Finding non-hermetic behavior in WORKSPACE rules

In the following, we say that a host machine is the machine where Bazel runs.

When using remote execution, the actual build and/or test steps are not happening on the host machine, but are instead sent off to the remote execution system. However, the steps involved in resolving workspace rules are happening on the host machine. If your workspace rules access information about the host machine for use during execution, your build is likely to break due to incompatibilities between the environments.

As part of adapting Bazel rules for remote execution, you need to find such workspace rules and fix them. This page describes how to find potentially problematic workspace rules using the workspace log.

Finding non-hermetic rules

Workspace rules allow the developer to add dependencies to external workspaces, but they are rich enough to allow arbitrary processing to happen in the process. All related commands are happening locally and can be a potential source of non-hermeticity. Usually non-hermetic behavior is introduced through repository_ctx which allows interacting with the host machine.

Starting with Bazel 0.18, you can get a log of some potentially non-hermetic actions by adding the flag --experimental_workspace_rules_log_file=[PATH] to your Bazel command. Here [PATH] is a filename under which the log will be created.

Things to note:

  • the log captures the events as they are executed. If some steps are cached, they will not show up in the log, so to get a full result, don’t forget to run bazel clean --expunge beforehand.

  • Sometimes functions might be re-executed, in which case the related events will show up in the log multiple times.

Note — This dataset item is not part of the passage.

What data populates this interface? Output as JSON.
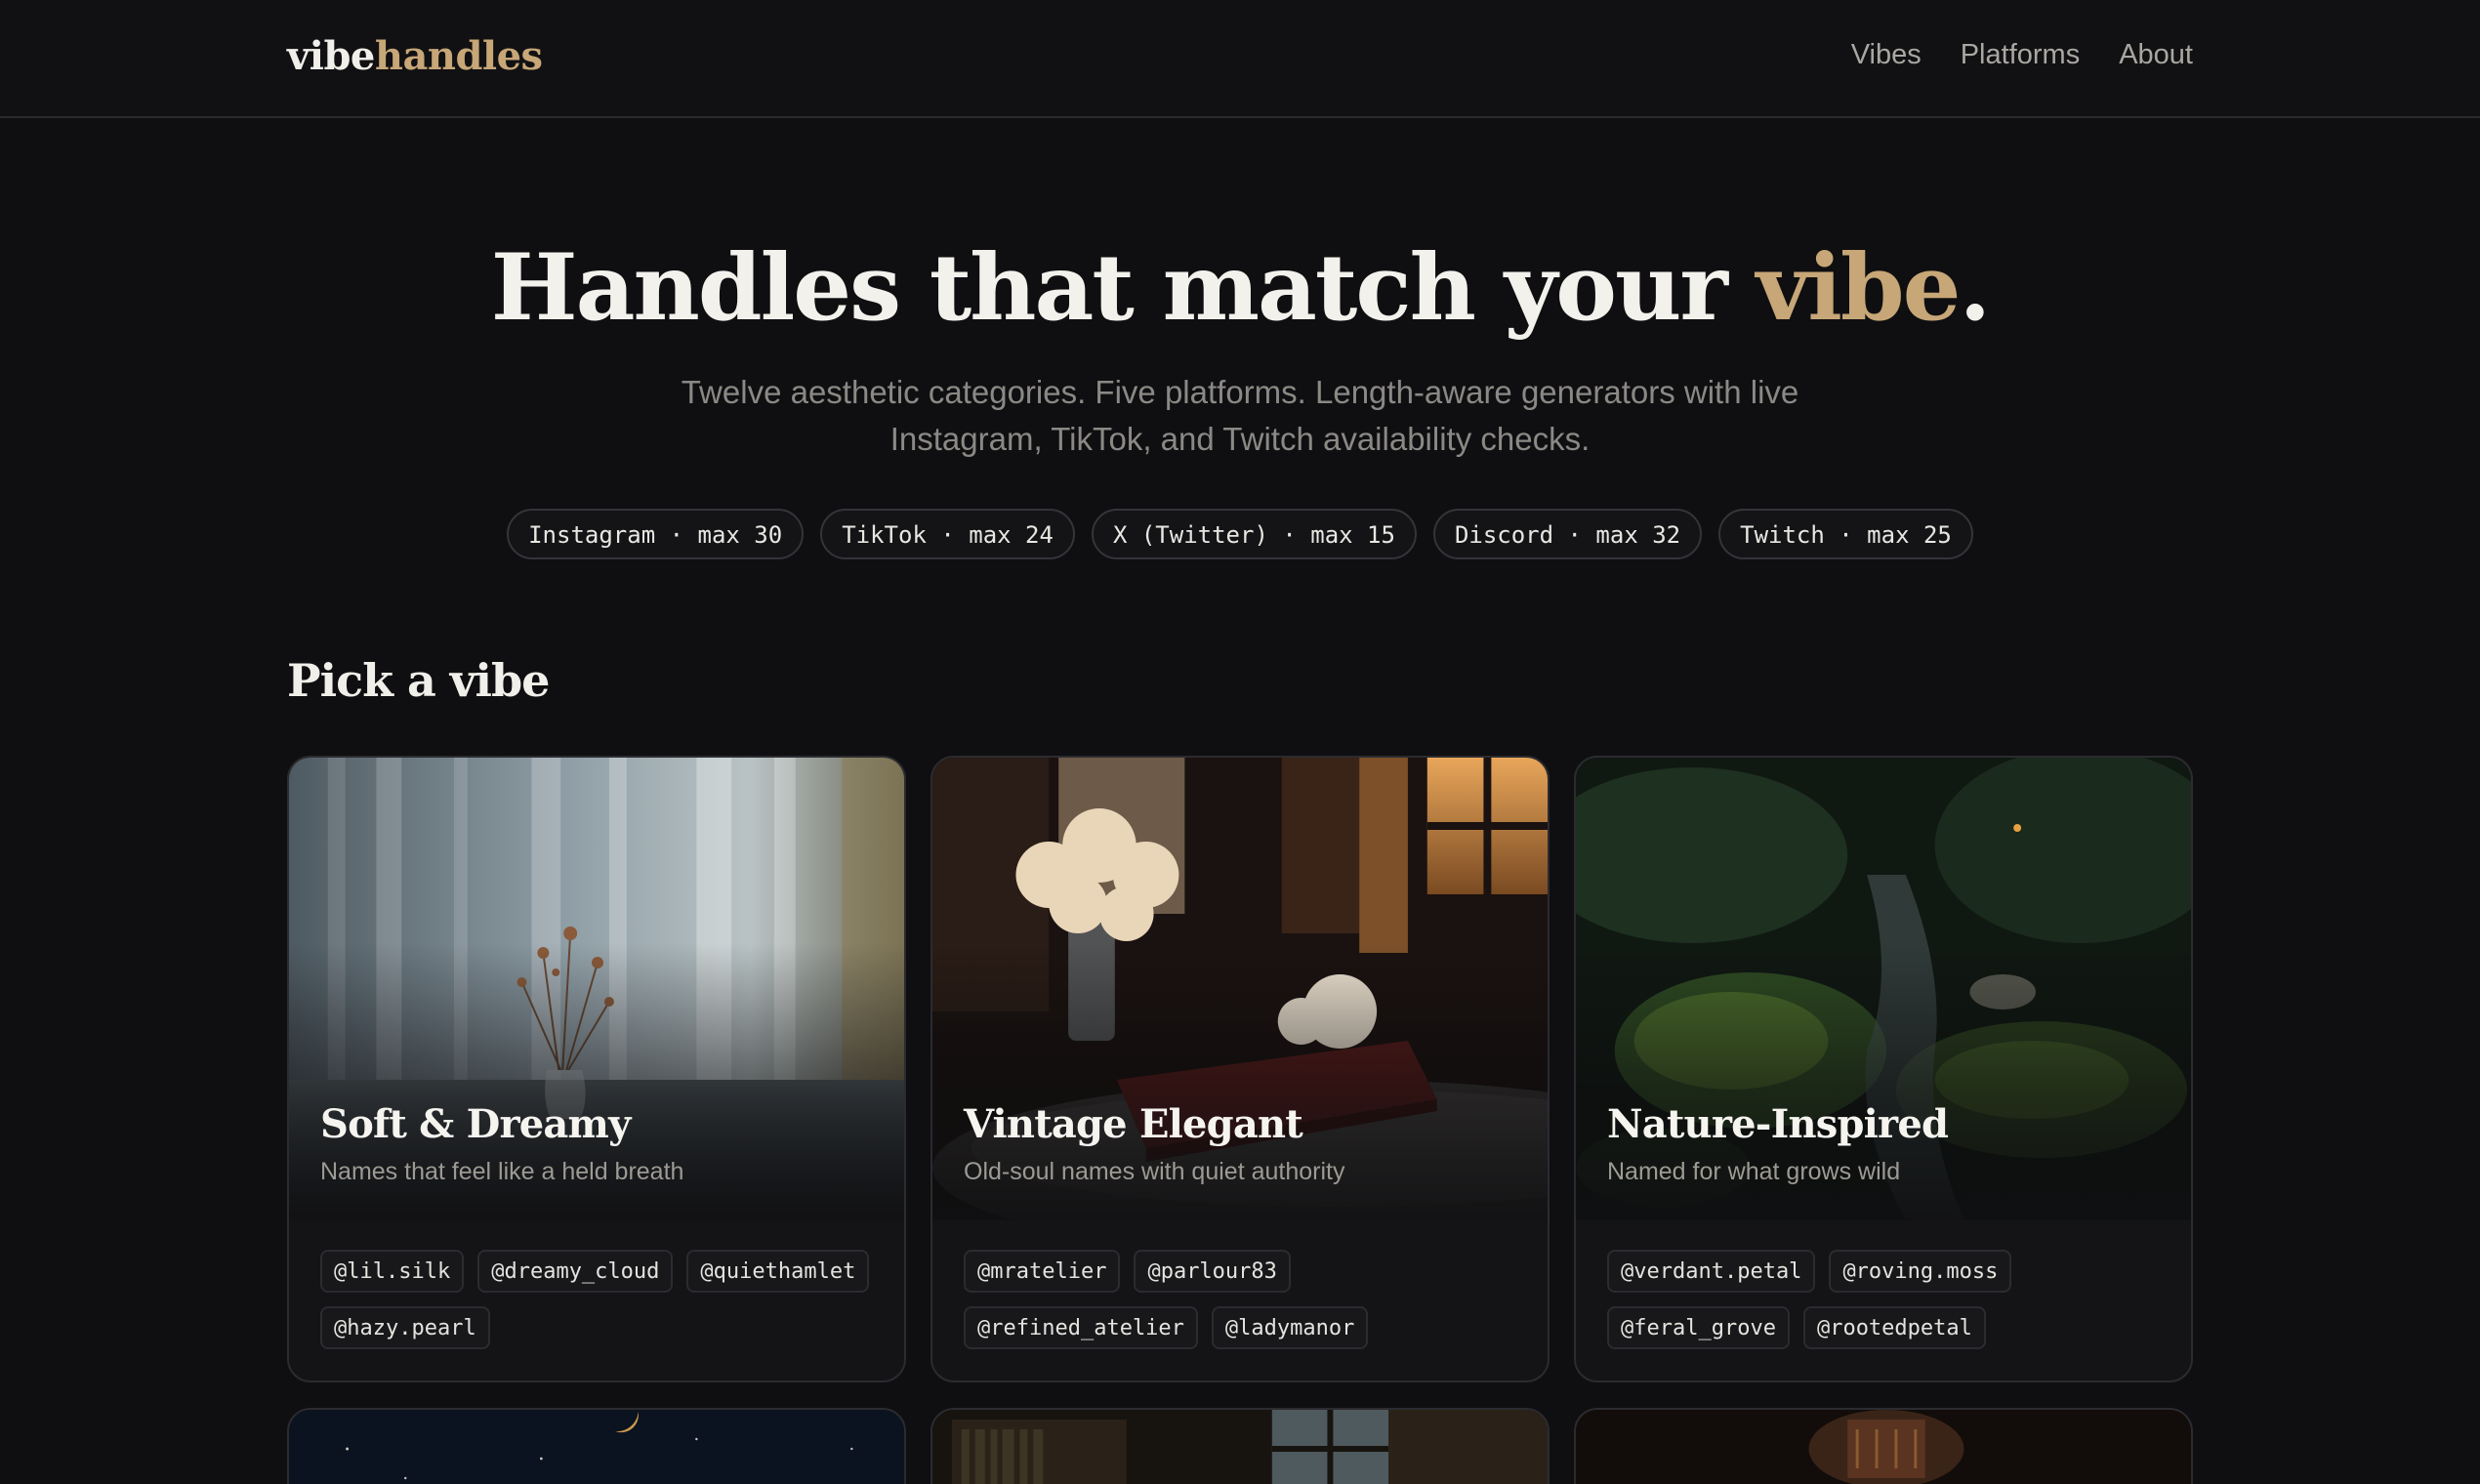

  • Workspace rules log currently only logs Skylark events. Some native rules may cause non-hermetic behavior but not show up in this log. Examples of those rules include maven_jar and the deprecated git_repository and http_file.

    Note that these particular rules do not cause hermiticity concerns as long as a hash is specified.

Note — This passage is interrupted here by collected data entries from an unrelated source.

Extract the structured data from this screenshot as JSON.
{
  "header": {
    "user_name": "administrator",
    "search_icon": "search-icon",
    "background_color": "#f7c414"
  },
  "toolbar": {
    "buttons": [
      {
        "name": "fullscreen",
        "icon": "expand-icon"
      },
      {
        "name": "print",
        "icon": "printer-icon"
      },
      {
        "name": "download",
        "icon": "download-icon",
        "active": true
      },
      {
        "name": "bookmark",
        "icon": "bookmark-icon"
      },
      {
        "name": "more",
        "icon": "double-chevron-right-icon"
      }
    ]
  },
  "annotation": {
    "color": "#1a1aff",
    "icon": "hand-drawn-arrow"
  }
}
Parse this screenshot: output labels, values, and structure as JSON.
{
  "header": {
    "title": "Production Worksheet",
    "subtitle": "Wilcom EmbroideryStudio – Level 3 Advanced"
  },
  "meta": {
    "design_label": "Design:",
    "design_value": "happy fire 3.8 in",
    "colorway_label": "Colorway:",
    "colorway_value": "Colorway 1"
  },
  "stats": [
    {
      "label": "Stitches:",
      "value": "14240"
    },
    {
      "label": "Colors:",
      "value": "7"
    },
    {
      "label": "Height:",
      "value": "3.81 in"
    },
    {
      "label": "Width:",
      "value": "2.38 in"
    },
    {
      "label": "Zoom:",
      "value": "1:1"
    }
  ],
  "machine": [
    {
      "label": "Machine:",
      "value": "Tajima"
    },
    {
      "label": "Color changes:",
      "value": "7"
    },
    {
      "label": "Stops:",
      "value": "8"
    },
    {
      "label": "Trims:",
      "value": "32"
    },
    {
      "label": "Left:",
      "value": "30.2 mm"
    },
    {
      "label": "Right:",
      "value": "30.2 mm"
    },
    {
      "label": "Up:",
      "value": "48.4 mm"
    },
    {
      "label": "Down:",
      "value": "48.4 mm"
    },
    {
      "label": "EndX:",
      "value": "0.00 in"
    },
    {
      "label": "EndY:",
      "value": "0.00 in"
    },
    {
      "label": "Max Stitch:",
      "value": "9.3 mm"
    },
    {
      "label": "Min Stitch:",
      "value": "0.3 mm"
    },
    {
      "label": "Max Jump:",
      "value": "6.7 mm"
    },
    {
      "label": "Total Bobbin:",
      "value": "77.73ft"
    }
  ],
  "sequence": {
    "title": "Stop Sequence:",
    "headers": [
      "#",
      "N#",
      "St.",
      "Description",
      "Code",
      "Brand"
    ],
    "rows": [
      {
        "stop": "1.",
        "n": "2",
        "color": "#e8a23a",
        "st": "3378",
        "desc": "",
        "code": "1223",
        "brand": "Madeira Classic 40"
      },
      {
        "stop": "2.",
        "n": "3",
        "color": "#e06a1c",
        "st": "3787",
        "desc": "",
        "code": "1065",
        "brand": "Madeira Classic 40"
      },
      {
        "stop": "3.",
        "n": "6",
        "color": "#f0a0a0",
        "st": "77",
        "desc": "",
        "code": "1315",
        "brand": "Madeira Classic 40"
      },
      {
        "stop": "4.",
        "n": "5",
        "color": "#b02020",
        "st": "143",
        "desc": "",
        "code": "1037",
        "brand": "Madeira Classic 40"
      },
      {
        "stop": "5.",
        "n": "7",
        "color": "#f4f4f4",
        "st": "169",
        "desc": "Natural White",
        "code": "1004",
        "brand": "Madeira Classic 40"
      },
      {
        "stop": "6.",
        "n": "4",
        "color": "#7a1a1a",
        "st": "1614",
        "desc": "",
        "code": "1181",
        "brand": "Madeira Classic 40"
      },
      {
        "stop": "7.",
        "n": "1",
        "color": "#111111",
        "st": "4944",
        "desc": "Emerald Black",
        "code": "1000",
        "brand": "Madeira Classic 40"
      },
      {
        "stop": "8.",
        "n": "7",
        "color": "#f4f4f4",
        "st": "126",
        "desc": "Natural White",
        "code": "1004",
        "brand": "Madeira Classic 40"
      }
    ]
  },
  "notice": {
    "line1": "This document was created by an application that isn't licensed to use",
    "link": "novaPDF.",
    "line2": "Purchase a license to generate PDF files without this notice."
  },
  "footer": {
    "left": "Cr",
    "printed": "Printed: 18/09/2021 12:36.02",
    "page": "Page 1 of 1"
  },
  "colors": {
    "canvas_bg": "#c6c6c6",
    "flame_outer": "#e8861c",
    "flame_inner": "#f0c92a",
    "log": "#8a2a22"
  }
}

To find what was executed during workspace initialization:

  1. Run bazel clean --expunge. This command will clean your local cache and any cached repositories, ensuring that all initialization will be re-run.

  2. Add --experimental_workspace_rules_log_file=/tmp/workspacelog to your Bazel command and run the build.

    This produces a binary proto file listing messages of type WorkspaceEvent

  3. Download the Bazel source code and navigate to the Bazel folder by using the command below. You need the source code to be able to parse the workspace log with the workspacelog parser.

    git clone https://github.com/bazelbuild/bazel.git
    cd bazel
    
  4. In the Bazel source code repo, convert the whole workspace log to text.

    bazel build src/tools/workspacelog:parser
    bazel-bin/src/tools/workspacelog/parser --log_path=/tmp/workspacelog > /tmp/workspacelog.txt
    
  5. The output may be quite verbose and include output from built in Bazel rules.

    To exclude specific rules from the output, use --exclude_rule option. For example:

    bazel build src/tools/workspacelog:parser
    bazel-bin/src/tools/workspacelog/parser --log_path=/tmp/workspacelog \
        --exclude_rule "//external:local_config_cc" \
        --exclude_rule "//external:dep" > /tmp/workspacelog.txt
    
  6. Open /tmp/workspacelog.txt and check for unsafe operations.

The log consists of WorkspaceEvent messages outlining certain potentially non-hermetic actions performed on a repository_ctx.

The actions that have been highlighted as potentially non-hermetic are as follows:

  • execute: executes an arbitrary command on the host environment. Check if these may introduce any dependencies on the host environment.

  • download, download_and_extract: to ensure hermetic builds, make sure that sha256 is specified

  • file, template: this is not non-hermetic in itself, but may be a mechanism for introducing dependencies on the host environment into the repository. Ensure that you understand where the input comes from, and that it does not depend on the host environment.

  • os: this is not non-hermetic in itself, but an easy way to get dependencies on the host environment. A hermetic build would generally not call this. In evaluating whether your usage is hermetic, keep in mind that this is running on the host and not on the workers. Getting environment specifics from the host is generally not a good idea for remote builds.

  • symlink: this is normally safe, but look for red flags. Any symlinks to outside the repository or to an absolute path would cause problems on the remote worker. If the symlink is created based on host machine properties it would probably be problematic as well.

  • which: checking for programs installed on the host is usually problematic since the workers may have different configurations.